Evaluate multiple saved models when the parameter file name is different than best.th

Hi,

When we train a model we can keep multiple parameters versions of the model.
For example, you can keep a parameter version after each epoch. The best performance checkpoint is also saved into the “best.th” file.

Assuming I want to evaluate different model checkpoints on a test set, (I know it might be a bad practice but still). AFAIK, when using the evaluate command, you must specify a path to the model directory and then only the “best.th” version is loaded. Is there a way to load different checkpoints other than renaming them as “best.th”?

Also, is there a process to evaluate many saved parameters one after another?

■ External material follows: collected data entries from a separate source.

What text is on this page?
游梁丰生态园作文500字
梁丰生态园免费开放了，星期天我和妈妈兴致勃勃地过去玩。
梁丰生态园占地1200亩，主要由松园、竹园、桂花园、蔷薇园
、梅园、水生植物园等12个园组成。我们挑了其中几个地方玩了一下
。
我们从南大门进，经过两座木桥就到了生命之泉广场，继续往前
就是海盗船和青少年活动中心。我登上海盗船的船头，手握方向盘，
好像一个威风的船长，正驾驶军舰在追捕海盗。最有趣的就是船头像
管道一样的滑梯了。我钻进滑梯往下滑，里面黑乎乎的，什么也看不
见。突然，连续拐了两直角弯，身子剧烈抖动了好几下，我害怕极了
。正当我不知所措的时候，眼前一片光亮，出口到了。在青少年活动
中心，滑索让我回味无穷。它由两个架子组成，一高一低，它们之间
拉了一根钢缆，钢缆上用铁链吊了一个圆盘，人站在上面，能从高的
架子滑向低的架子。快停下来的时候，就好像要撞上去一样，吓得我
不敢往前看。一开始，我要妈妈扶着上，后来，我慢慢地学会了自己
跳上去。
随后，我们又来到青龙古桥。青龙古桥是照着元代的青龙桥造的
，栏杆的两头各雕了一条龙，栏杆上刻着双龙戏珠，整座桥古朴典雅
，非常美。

Hi @saboof, I would like to caution you against doing this. Have you already split your dataset into train, dev and test partitions? If you do this, allennlp train will use the dev set to avoid overfitting on train. This is how we select the best model. It would be rather surprising for another weight file to perform significantly better on test. Further, if it somehow did, your results on test wouldn’t necessarily be transferable to another test set drawn from the same distribution. Could you elaborate on why you want to do this?

1 Like

Hi @brendan,

Thanks for the quick reply.
Yes, I’ve already split the data into train, dev and test.
I study the few shot learning setup and often in this scenario the learning curve on the dev set is volatile, it changes rapidly between epochs.
To better understand this phenomena, I generated two dev sets to avoid picking into the test set, now I would like to see if the two dev sets performance curve are correlated.

I hope this is more clear now.

Hi @saboof,

If you look at the code for our evaluate command, you’ll see it’s not actually very much code. I would recommend copying that code into your own script, then changing this line, which lets you set a particular weight file when loading a model.

You could also just use the --weights-file argument to evaluate, but for your use case, I’d imagine you’d be better off writing a script that will do a loop and compare results, and so on.